Se volvió hacia otro lado y permaneció callada durante un largo momento. Me volvió a mirar nuevamente.

—Pareces ser alguien al que le gusta la controversia… dándole amparo aquí a ese chico mientras lo estaba buscando la Policía. —Movió la cabeza—. Está bien, te lo diré. Sí, es verdad. Mi hijo no es realmente tu padre. Le pedí a Randolph que no se casase con esa pequeña sinvergüenza. Sabía lo que era y en qué se convertiría, pero, como todos los hombres, le hipnotizó la belleza superficial y su voz melosa y dulce. Incluso mi esposo estaba encantado con ella. Observé cómo ella movía los hombros y los deslumbraba con su risita tonta y su total desamparo —dijo, haciendo una mueca de asco con la boca—. A los hombres les encantan las mujeres desamparadas, sólo que ésta no lo era tanto como quería aparentar —agregó con una fría sonrisa en sus labios—. Especialmente cuando se trataba de satisfacer sus deseos.

»Siempre sabía lo que quería. Yo no quería que esa clase de mujer formara parte de mi familia, parte de esto…, este hotel —dijo extendiendo los brazos—. Pero discutir con hombres que están bajo el hechizo de una mujer es como tratar de detener una catarata. Si le haces frente demasiado tiempo, te ahogas.

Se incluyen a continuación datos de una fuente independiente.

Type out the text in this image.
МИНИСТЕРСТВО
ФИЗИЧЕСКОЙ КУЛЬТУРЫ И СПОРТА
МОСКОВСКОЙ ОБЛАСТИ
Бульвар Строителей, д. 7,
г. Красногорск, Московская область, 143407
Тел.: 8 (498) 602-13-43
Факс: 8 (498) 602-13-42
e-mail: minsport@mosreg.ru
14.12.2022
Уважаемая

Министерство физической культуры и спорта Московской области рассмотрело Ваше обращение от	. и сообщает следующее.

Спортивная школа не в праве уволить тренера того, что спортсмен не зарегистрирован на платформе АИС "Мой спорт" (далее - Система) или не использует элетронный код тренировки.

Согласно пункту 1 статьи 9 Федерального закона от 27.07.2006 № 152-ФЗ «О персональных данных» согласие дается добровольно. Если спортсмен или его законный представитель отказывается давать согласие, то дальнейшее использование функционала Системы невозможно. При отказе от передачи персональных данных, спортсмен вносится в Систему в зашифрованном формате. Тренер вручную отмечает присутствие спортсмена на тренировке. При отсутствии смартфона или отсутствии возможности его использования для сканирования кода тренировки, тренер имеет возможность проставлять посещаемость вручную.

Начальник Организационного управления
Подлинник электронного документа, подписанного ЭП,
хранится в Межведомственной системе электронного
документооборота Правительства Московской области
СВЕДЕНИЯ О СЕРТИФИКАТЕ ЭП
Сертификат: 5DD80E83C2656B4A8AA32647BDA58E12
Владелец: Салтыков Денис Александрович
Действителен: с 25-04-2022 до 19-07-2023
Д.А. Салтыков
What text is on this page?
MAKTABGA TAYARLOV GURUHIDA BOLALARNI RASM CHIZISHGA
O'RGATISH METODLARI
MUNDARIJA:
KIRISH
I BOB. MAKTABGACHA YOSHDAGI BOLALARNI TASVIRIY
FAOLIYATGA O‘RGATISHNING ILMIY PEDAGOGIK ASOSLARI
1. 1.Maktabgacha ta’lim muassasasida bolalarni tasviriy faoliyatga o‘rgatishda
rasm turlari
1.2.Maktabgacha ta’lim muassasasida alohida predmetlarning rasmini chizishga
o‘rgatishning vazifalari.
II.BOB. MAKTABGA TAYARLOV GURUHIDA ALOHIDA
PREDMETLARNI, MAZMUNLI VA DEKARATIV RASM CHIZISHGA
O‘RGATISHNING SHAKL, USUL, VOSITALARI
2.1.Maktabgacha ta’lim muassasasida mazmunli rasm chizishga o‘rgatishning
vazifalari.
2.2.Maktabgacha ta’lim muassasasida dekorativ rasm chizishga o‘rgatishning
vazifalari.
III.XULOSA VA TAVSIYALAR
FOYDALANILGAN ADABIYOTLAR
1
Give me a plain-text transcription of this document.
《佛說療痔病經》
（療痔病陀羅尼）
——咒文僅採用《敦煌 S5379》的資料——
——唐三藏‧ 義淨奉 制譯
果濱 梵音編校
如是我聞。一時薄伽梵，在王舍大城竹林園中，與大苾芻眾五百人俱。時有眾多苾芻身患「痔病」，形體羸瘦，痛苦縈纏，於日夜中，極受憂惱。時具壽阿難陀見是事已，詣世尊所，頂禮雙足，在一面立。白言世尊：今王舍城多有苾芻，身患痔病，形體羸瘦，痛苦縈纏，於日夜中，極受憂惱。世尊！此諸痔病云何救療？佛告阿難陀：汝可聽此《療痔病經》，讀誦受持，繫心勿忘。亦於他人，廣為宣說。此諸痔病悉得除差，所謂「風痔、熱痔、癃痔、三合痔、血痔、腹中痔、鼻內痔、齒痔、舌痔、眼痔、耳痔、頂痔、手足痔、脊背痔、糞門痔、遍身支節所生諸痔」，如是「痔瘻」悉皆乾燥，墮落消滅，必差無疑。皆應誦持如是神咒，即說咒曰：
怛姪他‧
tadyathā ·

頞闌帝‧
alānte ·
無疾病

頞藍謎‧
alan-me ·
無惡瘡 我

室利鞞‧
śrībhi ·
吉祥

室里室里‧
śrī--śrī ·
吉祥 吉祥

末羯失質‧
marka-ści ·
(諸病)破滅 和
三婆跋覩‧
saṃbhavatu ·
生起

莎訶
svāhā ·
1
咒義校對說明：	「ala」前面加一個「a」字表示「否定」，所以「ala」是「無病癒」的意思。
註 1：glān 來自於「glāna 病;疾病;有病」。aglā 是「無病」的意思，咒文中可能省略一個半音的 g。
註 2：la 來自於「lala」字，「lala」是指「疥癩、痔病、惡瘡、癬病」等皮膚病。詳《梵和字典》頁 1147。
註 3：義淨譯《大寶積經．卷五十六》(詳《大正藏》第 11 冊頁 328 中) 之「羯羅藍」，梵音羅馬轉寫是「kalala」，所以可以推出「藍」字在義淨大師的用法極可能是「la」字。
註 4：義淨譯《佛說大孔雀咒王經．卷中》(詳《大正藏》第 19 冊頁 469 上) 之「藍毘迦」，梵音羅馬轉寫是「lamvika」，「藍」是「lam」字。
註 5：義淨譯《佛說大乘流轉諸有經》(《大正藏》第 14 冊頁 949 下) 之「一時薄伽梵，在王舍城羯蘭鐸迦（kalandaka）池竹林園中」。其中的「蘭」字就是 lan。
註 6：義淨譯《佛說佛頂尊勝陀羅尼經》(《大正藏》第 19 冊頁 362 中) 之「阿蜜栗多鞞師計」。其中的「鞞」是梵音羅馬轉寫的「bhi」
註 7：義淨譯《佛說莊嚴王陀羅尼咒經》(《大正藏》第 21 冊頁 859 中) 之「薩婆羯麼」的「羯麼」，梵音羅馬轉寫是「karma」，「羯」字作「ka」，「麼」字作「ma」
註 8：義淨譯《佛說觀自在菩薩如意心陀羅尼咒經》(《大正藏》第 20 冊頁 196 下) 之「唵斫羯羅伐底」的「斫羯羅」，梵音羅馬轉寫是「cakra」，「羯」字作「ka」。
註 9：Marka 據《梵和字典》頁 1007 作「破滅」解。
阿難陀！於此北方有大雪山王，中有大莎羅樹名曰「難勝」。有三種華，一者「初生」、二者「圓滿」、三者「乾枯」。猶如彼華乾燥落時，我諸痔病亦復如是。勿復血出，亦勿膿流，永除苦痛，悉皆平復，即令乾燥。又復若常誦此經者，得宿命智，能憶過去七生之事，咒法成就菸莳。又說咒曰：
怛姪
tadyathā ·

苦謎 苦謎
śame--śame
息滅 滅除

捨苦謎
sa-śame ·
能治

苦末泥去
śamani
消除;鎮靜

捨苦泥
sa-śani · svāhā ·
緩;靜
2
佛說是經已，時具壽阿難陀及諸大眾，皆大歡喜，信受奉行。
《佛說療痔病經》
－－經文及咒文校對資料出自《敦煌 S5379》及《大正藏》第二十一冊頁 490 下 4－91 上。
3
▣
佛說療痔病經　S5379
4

»Así que me retiré, les advertí y luego me retiré. —Asintió recuperando su fría sonrisa—. Oh, ella simuló que quería ser responsable y respetable pero cada vez que yo le daba cualquier cosa seria para hacer, iba a Randolph a quejarse del trabajo y del esfuerzo, y él suplicaba para que fuese relevada de esto o aquello.

»Ya tenemos bastantes adornos para colgar en la pared y en el techo, le dije. No necesitamos más. Pero igualmente podía haber dirigido mis palabras a las paredes de este despacho.

»No pasó mucho tiempo antes de que comenzase a mostrar su verdadera naturaleza, coqueteando con todo el mundo que llevara pantalones. ¡No había forma de detenerla! ¡Era asqueroso! Traté de decírselo a Randolph, pero él estaba tan ciego respecto a eso como a todo lo demás. Cuando un hombre está tan deslumbrado por una mujer como él estaba, es lo mismo que si hubiese estado mirando directamente al sol. Después de eso, no ve nada.

»Así que cedí y naturalmente, como sin duda ya sabrás, tuvo un lío y se encontró con problemas. Yo podía haber echado a la pequeña sinvergüenza entonces. Debí de haberlo hecho —añadió con amargura—. Pero… quise proteger a Randolph y a la familia y a la reputación del hotel.

»Lo que hice, lo hice por el bien de todos y por el hotel y la familia, porque son uno y lo mismo.

—Pero Padre… Ormand Longchamp…

—Él aceptó el trato —dijo ella—. Sabía lo que estaba haciendo.

—Pero tú le dijiste que todo el mundo lo quería así, ¿no es verdad? Creyó que estaba haciendo lo que Randolph y mi madre deseaban, ¿verdad? ¿No es así? —perseveré cuando no me respondió.

—Randolph no sabe lo que quiere, nunca lo ha sabido. Siempre tomé las decisiones correctas por él. Casarse con ella —me dijo inclinándose sobre el escritorio—. Es la única vez que él ha ido en contra de mis deseos y mira cómo ha resultado.

—Pero Ormand creía…

—Sí, sí, él lo pensó, pero le pagué generosamente y evité que la Policía lo encontrase. Fue culpa suya si lo cogieron. Debió quedarse más al Norte y no haber venido jamás a Richmond.

—Pero él no merece estar en la cárcel —insistí—. No es justo.